Electronic devices such as Field Programmable Gate Arrays (FPGAs) typically require some form of address generation, especially in high bandwidth applications such as Digital Signal Processing (DSP), communications, or networking. This is typically done using Configurable/Complex Logic Block (CLB) resources in the FPGA to implement sequence generators, comparators and other associated logic required to produce the necessary control signals. For memory intensive operations, the addresses and accompanying control signals are often routed through the FPGA fabric.
The general trend in the FPGA field is to either absorb functionality that is external to the FPGA into the FPGA itself, or use hard (non-programmable) logic for commonly used circuits as for example when using dedicated multipliers in a FPGA design.
Address generator circuits are generally realized in hardware using counters or Linear Feedback Shift Registers (LFSRs) to produce the necessary addressing sequence. Comparators are then coupled with the sequence generators and are used to detect various conditions such as full, almost full, empty, etc. This combination of components can fulfill the addressing requirements for a variety of vector operations, including First-In First-Out (FIFOs), stacks, line buffering and Multiply-and-Accumulate Finite Impulse Response (MAC FIR) filtering.

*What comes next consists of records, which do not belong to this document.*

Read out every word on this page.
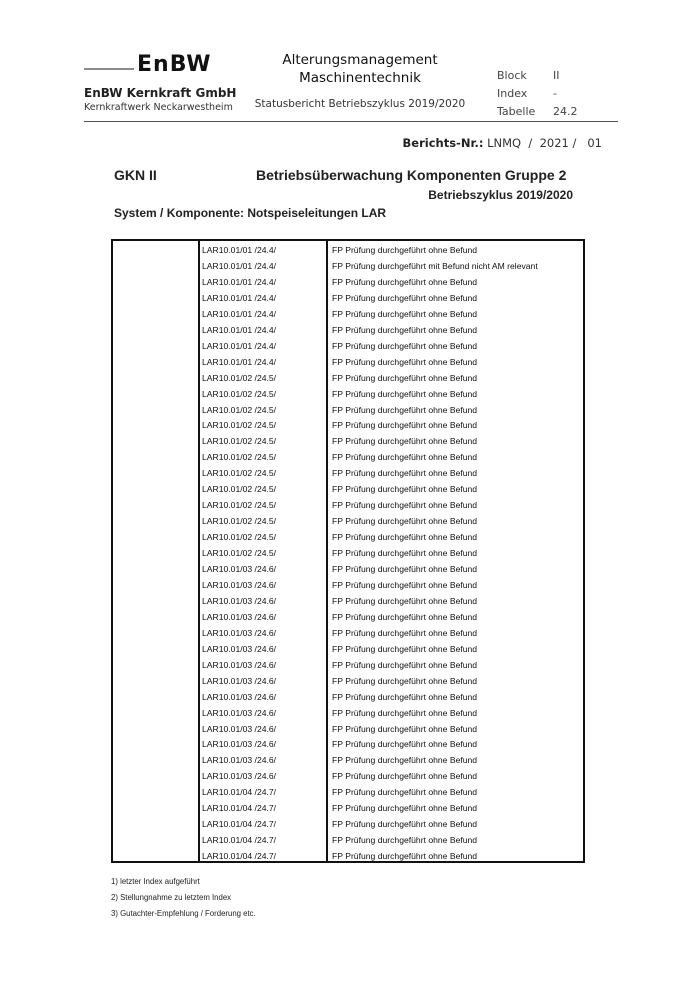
EnBW
EnBW Kernkraft GmbH
Kernkraftwerk Neckarwestheim
Alterungsmanagement
Maschinentechnik
Statusbericht Betriebszyklus 2019/2020
Block II
Index -
Tabelle 24.2
Berichts-Nr.: LNMQ  /  2021 /   01
GKN II	Betriebsüberwachung Komponenten Gruppe 2
Betriebszyklus 2019/2020
System / Komponente: Notspeiseleitungen LAR
LAR10.01/01 /24.4/	FP Prüfung durchgeführt ohne Befund
LAR10.01/01 /24.4/	FP Prüfung durchgeführt mit Befund nicht AM relevant
LAR10.01/01 /24.4/	FP Prüfung durchgeführt ohne Befund
LAR10.01/01 /24.4/	FP Prüfung durchgeführt ohne Befund
LAR10.01/01 /24.4/	FP Prüfung durchgeführt ohne Befund
LAR10.01/01 /24.4/	FP Prüfung durchgeführt ohne Befund
LAR10.01/01 /24.4/	FP Prüfung durchgeführt ohne Befund
LAR10.01/01 /24.4/	FP Prüfung durchgeführt ohne Befund
LAR10.01/02 /24.5/	FP Prüfung durchgeführt ohne Befund
LAR10.01/02 /24.5/	FP Prüfung durchgeführt ohne Befund
LAR10.01/02 /24.5/	FP Prüfung durchgeführt ohne Befund
LAR10.01/02 /24.5/	FP Prüfung durchgeführt ohne Befund
LAR10.01/02 /24.5/	FP Prüfung durchgeführt ohne Befund
LAR10.01/02 /24.5/	FP Prüfung durchgeführt ohne Befund
LAR10.01/02 /24.5/	FP Prüfung durchgeführt ohne Befund
LAR10.01/02 /24.5/	FP Prüfung durchgeführt ohne Befund
LAR10.01/02 /24.5/	FP Prüfung durchgeführt ohne Befund
LAR10.01/02 /24.5/	FP Prüfung durchgeführt ohne Befund
LAR10.01/02 /24.5/	FP Prüfung durchgeführt ohne Befund
LAR10.01/02 /24.5/	FP Prüfung durchgeführt ohne Befund
LAR10.01/03 /24.6/	FP Prüfung durchgeführt ohne Befund
LAR10.01/03 /24.6/	FP Prüfung durchgeführt ohne Befund
LAR10.01/03 /24.6/	FP Prüfung durchgeführt ohne Befund
LAR10.01/03 /24.6/	FP Prüfung durchgeführt ohne Befund
LAR10.01/03 /24.6/	FP Prüfung durchgeführt ohne Befund
LAR10.01/03 /24.6/	FP Prüfung durchgeführt ohne Befund
LAR10.01/03 /24.6/	FP Prüfung durchgeführt ohne Befund
LAR10.01/03 /24.6/	FP Prüfung durchgeführt ohne Befund
LAR10.01/03 /24.6/	FP Prüfung durchgeführt ohne Befund
LAR10.01/03 /24.6/	FP Prüfung durchgeführt ohne Befund
LAR10.01/03 /24.6/	FP Prüfung durchgeführt ohne Befund
LAR10.01/03 /24.6/	FP Prüfung durchgeführt ohne Befund
LAR10.01/03 /24.6/	FP Prüfung durchgeführt ohne Befund
LAR10.01/03 /24.6/	FP Prüfung durchgeführt ohne Befund
LAR10.01/04 /24.7/	FP Prüfung durchgeführt ohne Befund
LAR10.01/04 /24.7/	FP Prüfung durchgeführt ohne Befund
LAR10.01/04 /24.7/	FP Prüfung durchgeführt ohne Befund
LAR10.01/04 /24.7/	FP Prüfung durchgeführt ohne Befund
LAR10.01/04 /24.7/	FP Prüfung durchgeführt ohne Befund
1) letzter Index aufgeführt
2) Stellungnahme zu letztem Index
3) Gutachter-Empfehlung / Forderung etc.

Address generator circuits implemented in hard logic alone however cannot be reused for more than one of the above applications, since once implemented; the circuit cannot be modified. If an address generator is designed in hard logic (hard wired) to support the addressing needs of a FIFO for example, it cannot provide the addressing needs for a MAC FIR filter in most instances. A need thus exists in the art for an address generator that can alleviate some of the above-mentioned problems.